Elle a "tourné la page"
Manuel Da Cruz comparaît jusqu'au 8 novembre pour le rapt, le viol et l'assassinat en état de
récidive légale de Marie-Christine Hodeau, 42 ans, enlevée en septembre 2009 alors qu'elle faisait son jogging près de Milly-la-Forêt (Essonne). Le destin tragique Marie-Christine Hodeau, cette assistante maternelle qui avait réussi à échapper à son agresseur avant d'être à nouveau piégée et tuée par lui, avait bouleversé l'opinion et mobilisé le gouvernement sur la récidive. L'accusé encourt la réclusion criminelle à perpétuité avec une peine de sûreté de 22 ans.

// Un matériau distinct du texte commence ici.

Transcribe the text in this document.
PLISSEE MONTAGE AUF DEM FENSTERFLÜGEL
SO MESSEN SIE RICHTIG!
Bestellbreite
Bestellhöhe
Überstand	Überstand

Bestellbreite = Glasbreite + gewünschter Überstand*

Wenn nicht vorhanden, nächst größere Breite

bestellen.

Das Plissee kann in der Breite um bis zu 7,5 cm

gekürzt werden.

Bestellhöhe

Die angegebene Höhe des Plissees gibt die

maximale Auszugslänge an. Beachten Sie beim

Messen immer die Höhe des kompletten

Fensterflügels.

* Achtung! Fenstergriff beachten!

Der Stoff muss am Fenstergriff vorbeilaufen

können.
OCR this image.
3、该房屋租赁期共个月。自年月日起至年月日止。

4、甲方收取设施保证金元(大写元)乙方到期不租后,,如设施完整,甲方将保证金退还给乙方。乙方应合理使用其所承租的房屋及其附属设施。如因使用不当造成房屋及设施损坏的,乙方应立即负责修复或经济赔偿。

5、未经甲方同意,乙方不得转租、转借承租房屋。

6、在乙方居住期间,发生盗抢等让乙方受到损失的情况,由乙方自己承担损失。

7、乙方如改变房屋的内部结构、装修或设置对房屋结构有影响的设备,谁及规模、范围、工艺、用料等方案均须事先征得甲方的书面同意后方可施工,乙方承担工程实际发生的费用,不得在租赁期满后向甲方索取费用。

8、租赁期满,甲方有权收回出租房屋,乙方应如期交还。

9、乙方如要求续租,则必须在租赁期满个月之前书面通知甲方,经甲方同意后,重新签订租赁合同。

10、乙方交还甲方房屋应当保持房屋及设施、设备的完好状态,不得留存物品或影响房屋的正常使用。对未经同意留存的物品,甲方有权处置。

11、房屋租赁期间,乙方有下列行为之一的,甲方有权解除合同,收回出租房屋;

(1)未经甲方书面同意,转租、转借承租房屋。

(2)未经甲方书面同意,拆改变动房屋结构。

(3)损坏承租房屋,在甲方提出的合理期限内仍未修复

En juin Morgane Vallée a publié un livre, "J'ai toujours su qu'il recommencerait" (Oh Editions). "Marie-Christine Hodeau n'a pas la chance de pouvoir expliquer ce qui lui est arrivé, de pouvoir soutenir le regard de l'agresseur. Je connais cet homme, comment il procède", dit encore Mlle Vallée. Elle "regrette" qu'"en France, la justice donne la part belle aux coupables plus qu'aux victimes", soulignant avoir depuis son viol il y a dix ans "changé de vie" et "tourné la page".
"Des pulsions"
Pour Me Dominique Polion, avocat de la famille de la joggeuse, "le calvaire subi par Marie-Christine Hodeau est quelque part similaire à celui vécu par Morgane Vallée", et ce témoignage "permettra peut-être à la cour d'assises de l'Essonne de peser à sa juste valeur la dangerosité" de l'accusé. Me Damien Brossier, avocat de l'accusé, estime au contraire que le témoignage à la barre de cette première victime pose un problème de "mélange des genres". Il estime que Manuel Da Cruz, qui "
réagit davantage à des pulsions qu'il ne réfléchit (...), serait peut-être plus inquiétant s'il était plus intelligent".
Le frère aîné de Marie-Christine Hodeau, Pascal, 48 ans, a ensuite parlé de sa soeur à la cour. "Ce qu'elle a fait au téléphone, ça représente sa personnalité. Je ne sais pas si beaucoup de personnes, dans la position où elle était, auraient eu ce réflexe" de téléphoner à la gendarmerie, a-t-il souligné. "Elle a élevé ma fille aussi, dont elle était la marraine. Pour la gamine, c'est quelque-chose de très dur à supporter, sa tante, elle représentait tout", a-t-il continué, très ému.